Ya desde su génesis Gallos de pelea fue un proyecto complejo: por una parte, Hellman exigió a Roger Corman (productor de la película) rescribir un guión que no le satisfacía, cosa que no pudo hacer, o no, al menos, por completo; por otra, las condiciones del rodaje, clandestino como las peleas de gallos que se muestran en el film, y la inexperiencia de parte del equipo técnico complicaron la producción. El resultado es una película que, conteniendo muchos de los temas y motivos personales de su autor, “no llegó jamás a ser aquello que quería hacer”.
Desde entonces, encargos y producciones en condiciones poco favorables: Clayton Drumm (China 9, Liberty 37; 1978), un western rodado en Almería con Oates, Fabio Testi y Sam Peckinpah en los papeles principales; y La iguana (Iguana, 1988), otra co-producción española, un film de aventuras que nostálgicamente trataba de recuperar un género ya desaparecido. También, trabajó en televisión y ejerció diversas labores en películas de otros: montador de Los aristócratas del crimen (The Killer Elite, 1975), de Sam Peckinpah; hombre para todo en El tren de los espías (Avalanche Express, 1979), tras la muerte de Mark Robson; director de segundo equipo en Uno Rojo: División de choque (The Red Big One, 1981), de Samuel Fuller, y de RoboCop (RoboCop, 1987), de Paul Verhoeven… Lo último que conocíamos de él es su episodio Stanley’s Girlfriend de Trapped Ashes (2006), film comunal de terror que reunía a veteranos realizadores como Ken Russell o Joe Dante.

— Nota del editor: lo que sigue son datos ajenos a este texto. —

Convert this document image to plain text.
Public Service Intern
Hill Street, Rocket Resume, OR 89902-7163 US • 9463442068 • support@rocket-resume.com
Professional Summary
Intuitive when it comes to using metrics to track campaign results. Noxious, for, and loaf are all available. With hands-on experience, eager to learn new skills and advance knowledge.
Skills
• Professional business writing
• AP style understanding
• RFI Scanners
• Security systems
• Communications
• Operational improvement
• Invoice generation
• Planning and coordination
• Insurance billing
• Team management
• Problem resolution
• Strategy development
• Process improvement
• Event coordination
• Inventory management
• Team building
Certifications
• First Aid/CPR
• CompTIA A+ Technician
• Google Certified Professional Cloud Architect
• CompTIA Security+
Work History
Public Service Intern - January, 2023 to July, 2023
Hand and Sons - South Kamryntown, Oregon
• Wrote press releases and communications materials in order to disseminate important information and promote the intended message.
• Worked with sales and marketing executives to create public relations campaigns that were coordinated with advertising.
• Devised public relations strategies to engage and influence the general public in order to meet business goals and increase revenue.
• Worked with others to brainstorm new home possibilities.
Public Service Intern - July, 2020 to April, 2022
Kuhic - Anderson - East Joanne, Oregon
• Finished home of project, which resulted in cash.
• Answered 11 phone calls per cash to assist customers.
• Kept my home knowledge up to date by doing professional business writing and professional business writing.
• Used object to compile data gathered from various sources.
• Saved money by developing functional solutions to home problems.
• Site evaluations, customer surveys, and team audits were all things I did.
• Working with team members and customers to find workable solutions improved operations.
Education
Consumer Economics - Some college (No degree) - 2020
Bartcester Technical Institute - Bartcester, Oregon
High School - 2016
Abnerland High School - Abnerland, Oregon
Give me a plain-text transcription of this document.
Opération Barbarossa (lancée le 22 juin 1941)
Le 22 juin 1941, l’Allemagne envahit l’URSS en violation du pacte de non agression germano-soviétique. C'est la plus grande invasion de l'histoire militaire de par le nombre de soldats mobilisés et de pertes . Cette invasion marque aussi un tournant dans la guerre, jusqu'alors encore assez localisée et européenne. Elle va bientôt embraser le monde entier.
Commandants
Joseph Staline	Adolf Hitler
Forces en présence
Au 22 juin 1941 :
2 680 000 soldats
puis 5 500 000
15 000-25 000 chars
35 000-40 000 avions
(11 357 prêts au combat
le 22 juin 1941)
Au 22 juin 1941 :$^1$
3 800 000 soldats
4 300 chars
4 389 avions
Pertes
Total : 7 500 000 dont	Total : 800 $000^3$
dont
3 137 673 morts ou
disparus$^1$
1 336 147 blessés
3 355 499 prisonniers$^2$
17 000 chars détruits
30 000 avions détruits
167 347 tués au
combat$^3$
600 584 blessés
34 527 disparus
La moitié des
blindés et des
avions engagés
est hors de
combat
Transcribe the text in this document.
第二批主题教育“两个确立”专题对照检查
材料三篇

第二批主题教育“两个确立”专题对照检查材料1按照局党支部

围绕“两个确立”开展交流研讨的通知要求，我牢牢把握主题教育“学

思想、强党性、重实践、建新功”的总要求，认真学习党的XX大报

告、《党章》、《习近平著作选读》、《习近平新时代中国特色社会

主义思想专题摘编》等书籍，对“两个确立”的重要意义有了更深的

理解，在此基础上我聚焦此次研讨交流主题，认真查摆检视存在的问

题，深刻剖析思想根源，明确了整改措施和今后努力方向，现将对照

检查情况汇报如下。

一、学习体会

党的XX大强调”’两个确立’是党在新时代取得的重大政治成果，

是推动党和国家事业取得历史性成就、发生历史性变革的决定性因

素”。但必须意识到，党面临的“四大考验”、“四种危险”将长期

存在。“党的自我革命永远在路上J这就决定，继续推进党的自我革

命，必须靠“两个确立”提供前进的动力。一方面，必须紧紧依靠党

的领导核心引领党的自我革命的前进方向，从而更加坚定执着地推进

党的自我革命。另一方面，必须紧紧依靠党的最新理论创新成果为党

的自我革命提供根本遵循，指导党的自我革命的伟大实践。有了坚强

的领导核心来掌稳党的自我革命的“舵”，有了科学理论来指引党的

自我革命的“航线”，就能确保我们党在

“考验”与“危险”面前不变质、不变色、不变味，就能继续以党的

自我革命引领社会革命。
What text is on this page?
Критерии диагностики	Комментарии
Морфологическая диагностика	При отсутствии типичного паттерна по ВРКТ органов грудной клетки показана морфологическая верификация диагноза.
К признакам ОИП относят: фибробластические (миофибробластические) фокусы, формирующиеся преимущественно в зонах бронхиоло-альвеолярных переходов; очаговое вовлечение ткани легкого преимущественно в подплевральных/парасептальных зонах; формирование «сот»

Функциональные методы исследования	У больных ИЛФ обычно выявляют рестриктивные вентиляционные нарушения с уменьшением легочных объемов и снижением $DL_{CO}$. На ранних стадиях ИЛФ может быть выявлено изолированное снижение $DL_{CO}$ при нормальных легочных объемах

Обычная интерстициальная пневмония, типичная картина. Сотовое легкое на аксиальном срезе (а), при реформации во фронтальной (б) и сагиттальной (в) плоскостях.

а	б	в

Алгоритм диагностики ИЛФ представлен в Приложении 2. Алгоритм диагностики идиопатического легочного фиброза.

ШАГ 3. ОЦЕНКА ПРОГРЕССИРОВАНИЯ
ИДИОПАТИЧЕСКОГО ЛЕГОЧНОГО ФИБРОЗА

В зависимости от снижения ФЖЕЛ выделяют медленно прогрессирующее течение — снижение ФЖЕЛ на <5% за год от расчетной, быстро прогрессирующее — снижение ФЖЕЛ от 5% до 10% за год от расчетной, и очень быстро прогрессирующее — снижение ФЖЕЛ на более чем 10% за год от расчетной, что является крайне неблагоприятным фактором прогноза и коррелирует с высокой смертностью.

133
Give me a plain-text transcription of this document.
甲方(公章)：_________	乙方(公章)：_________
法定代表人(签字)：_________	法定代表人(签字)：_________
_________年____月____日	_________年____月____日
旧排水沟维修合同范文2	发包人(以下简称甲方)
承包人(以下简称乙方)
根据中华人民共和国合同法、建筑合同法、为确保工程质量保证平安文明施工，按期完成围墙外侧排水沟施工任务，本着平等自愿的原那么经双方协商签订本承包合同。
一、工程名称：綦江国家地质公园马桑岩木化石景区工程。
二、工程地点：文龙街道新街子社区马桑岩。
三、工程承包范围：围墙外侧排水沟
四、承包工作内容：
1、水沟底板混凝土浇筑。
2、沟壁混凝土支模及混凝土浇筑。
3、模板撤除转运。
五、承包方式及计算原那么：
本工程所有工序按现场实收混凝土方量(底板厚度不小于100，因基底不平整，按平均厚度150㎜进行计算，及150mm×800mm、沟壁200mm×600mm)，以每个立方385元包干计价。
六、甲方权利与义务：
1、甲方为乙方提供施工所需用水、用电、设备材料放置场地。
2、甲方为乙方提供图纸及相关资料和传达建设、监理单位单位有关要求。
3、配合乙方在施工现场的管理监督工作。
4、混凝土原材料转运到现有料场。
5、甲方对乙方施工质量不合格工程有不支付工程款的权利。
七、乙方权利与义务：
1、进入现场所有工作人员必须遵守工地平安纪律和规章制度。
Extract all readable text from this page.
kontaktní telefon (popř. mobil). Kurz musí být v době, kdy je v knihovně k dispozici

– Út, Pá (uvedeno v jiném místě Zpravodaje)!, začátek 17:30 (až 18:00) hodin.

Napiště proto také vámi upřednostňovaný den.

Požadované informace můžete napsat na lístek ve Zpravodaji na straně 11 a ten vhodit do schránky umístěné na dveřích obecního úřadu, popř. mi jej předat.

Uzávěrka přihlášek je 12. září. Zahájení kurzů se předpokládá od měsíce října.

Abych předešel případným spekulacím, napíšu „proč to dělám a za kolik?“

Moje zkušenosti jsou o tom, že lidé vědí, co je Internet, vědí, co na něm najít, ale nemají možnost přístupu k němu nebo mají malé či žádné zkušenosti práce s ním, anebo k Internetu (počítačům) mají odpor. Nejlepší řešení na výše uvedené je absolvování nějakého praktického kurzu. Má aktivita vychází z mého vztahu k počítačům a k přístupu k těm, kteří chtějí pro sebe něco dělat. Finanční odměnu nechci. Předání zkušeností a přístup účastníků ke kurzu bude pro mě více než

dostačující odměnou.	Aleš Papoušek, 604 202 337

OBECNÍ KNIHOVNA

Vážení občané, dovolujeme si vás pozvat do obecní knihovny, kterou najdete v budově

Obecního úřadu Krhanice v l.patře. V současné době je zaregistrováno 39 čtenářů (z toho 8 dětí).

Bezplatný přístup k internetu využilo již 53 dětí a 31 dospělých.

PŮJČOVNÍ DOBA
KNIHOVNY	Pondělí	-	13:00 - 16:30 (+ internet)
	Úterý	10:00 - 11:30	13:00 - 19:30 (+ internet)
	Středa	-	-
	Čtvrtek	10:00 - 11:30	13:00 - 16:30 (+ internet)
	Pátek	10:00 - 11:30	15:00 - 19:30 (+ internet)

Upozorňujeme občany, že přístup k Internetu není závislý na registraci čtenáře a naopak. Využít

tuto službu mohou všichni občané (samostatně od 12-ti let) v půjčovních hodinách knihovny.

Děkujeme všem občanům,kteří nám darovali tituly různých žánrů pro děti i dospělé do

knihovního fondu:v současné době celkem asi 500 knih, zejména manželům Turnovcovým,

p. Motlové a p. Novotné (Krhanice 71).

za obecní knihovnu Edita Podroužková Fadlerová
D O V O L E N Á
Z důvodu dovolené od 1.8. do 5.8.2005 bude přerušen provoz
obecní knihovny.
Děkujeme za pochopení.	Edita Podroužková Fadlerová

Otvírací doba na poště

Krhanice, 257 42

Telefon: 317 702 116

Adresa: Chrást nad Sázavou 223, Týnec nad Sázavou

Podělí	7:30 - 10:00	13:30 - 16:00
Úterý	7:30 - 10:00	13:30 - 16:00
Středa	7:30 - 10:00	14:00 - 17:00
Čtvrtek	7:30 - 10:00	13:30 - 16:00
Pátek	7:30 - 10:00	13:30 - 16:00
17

Resultan intrigantes los motivos de la larga inactividad de Hellman, casi treinta años. Sobre todo, cuando “al contrario que su amigo Peckinpah, por ejemplo, (…) nunca ha tenido relaciones abiertamente conflictivas con la industria del cine”. Dos pueden ser los factores decisivos de cara a una explicación satisfactoria de la misma. Por un lado, podemos hablar, a pesar de su afirmación de que “necesito trabajar sobre temas que tienen que ver con mi propia cultura”[12], de un cierto desarraigo cultural. Como puede sucederle a un Woody Allen, por ejemplo, sus filmes parecen hechos más para un público y una sensibilidad europea que norteamericana.
Seguramente por ello resulta evidente que Hellman no ha tenido un tirón comercial comparable al de muchos de sus compañeros generacionales (Rafelson, Nichols, Mazursky, Perry, e, incluso, Ashby), algo reforzado además por la limitada distribución y exhibición de la mayoría de sus películas. Además, como ha señalado Claude Michel Cluny, una vez «instalado en lo marginal, Hellman ha marginalizado igualmente sus historias», lo que habría contribuido a retroalimentar lo anterior. Al contrario que muchos artistas que insuflan su obra de autobiografía, el vagabundeo y desarraigo de ésta, esa visión de la vida como una eterna road movie, parece haber contagiado a Hellman, haberle situado en los márgenes de una industria que le percibe (y trata) como a un outsider. “No tengo vocación de marginalización voluntaria”, repite él incansablemente. ¿Un misterio sin solución? Quien sabe. Lo indudable es que seres como él son siempre fieles a sí mismos. Seguramente Road to Nowhere (2010) nos lo demostrará una vez más.